Recuerdo la tarde, la ciudad, el parque, el nervioso pardillo que corría tras su sombra y se acercó de pronto a comer en tu mano, como si quisiera hacer visible con su audacia la esencia de aquello que nos reunió un instante, y dijo y repitió, más allá de cualquier estampa, que sólo a mí me había sido dada la gracia de asistir a esa escena y de mirarte como entonces te miraba:
toda tú en una imagen que conjugaba a un tiempo tu pasado y tu presente, y me hacía partícipe de los secretos de la niña, las heridas de la mujer y su historia, las claves de una belleza que nadie más podría contemplar así porque su visión ya formaba parte de lo que yo era y de lo que, en adelante, habría de ser.
Recuerdo que alzaste el rostro para mirarme y que no había en tus ojos ni preguntas ni respuestas;
sólo estupor, desamparo, y el pardillo que huye súbitamente hacia el bosque, y la vida súbitamente sin porqué.

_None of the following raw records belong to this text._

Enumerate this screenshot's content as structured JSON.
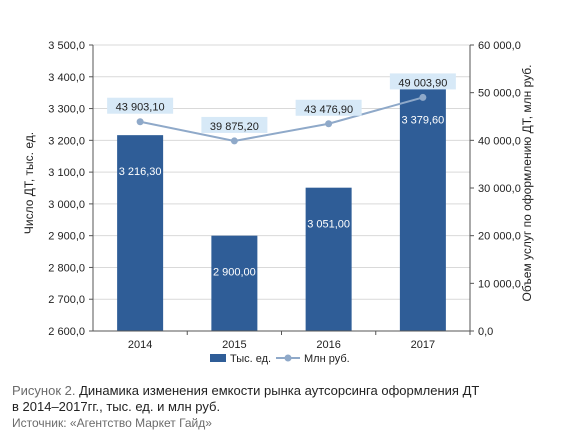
{
  "chart_data": {
    "type": "bar",
    "categories": [
      "2014",
      "2015",
      "2016",
      "2017"
    ],
    "series": [
      {
        "name": "Тыс. ед.",
        "type": "bar",
        "axis": "left",
        "values": [
          3216.3,
          2900.0,
          3051.0,
          3379.6
        ],
        "labels": [
          "3 216,30",
          "2 900,00",
          "3 051,00",
          "3 379,60"
        ]
      },
      {
        "name": "Млн руб.",
        "type": "line",
        "axis": "right",
        "values": [
          43903.1,
          39875.2,
          43476.9,
          49003.9
        ],
        "labels": [
          "43 903,10",
          "39 875,20",
          "43 476,90",
          "49 003,90"
        ]
      }
    ],
    "ylabel": "Число ДТ, тыс. ед.",
    "y2label": "Объем услуг по оформлению ДТ, млн руб.",
    "ylim": [
      2600,
      3500
    ],
    "y2lim": [
      0,
      60000
    ],
    "yticks": [
      "2 600,0",
      "2 700,0",
      "2 800,0",
      "2 900,0",
      "3 000,0",
      "3 100,0",
      "3 200,0",
      "3 300,0",
      "3 400,0",
      "3 500,0"
    ],
    "y2ticks": [
      "0,0",
      "10 000,0",
      "20 000,0",
      "30 000,0",
      "40 000,0",
      "50 000,0",
      "60 000,0"
    ],
    "grid": true,
    "legend_position": "bottom",
    "colors": {
      "bar": "#2f5d97",
      "line": "#8fa9c9",
      "line_label_bg": "#d7e9f7",
      "grid": "#d9d9d9"
    }
  },
  "caption": {
    "figure_label": "Рисунок 2.",
    "text_line1": "Динамика изменения емкости рынка аутсорсинга оформления ДТ",
    "text_line2": "в 2014–2017гг., тыс. ед. и млн руб.",
    "source": "Источник: «Агентство Маркет Гайд»"
  }
}
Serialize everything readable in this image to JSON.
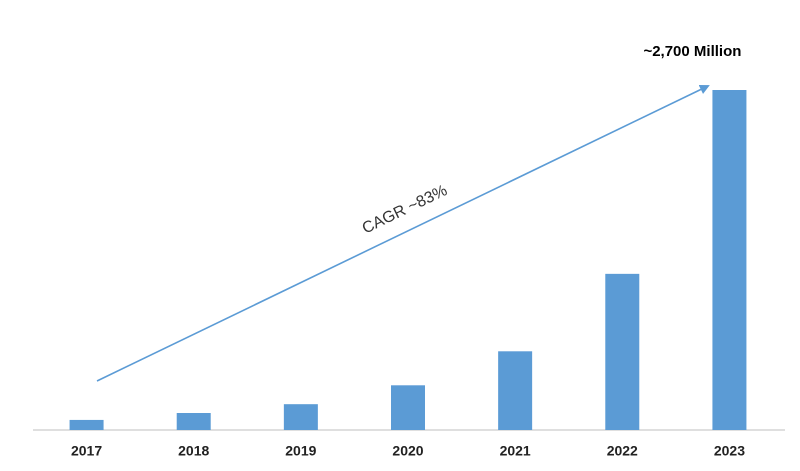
{
  "chart_data": {
    "type": "bar",
    "categories": [
      "2017",
      "2018",
      "2019",
      "2020",
      "2021",
      "2022",
      "2023"
    ],
    "values": [
      80,
      135,
      205,
      355,
      625,
      1240,
      2700
    ],
    "value_labels": [
      null,
      null,
      null,
      null,
      null,
      null,
      "~2,700 Million"
    ],
    "color": "#5b9bd5",
    "annotation": "CAGR ~83%"
  }
}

Pero hay noches en las que todo es deseo y memoria y tacto, todo olor y todo voces en la oscura plenitud del abrazo;
así vuelve aquel instante de entrar en ti abriendo los pliegues que me acogían con su cálido secreto y me llevaban hacia lo más hondo, hasta la íntima humedad del cieno, el lugar donde perdíamos los nombres y se disipaban los recuerdos, pues ser allí era entregarse desnudo a la más cruda intemperie:
el otro que es uno en el hálito, en la fiebre, en la sangre, uno en la embriaguez de la piel y en sus confusos zumos, uno en el fuego de la entraña que nos quema desde adentro mientras repite incesante, como un viejo conjuro, las hipnóticas palabras de una lengua extinta.
¿Qué dicen ahora, qué dijeron entonces?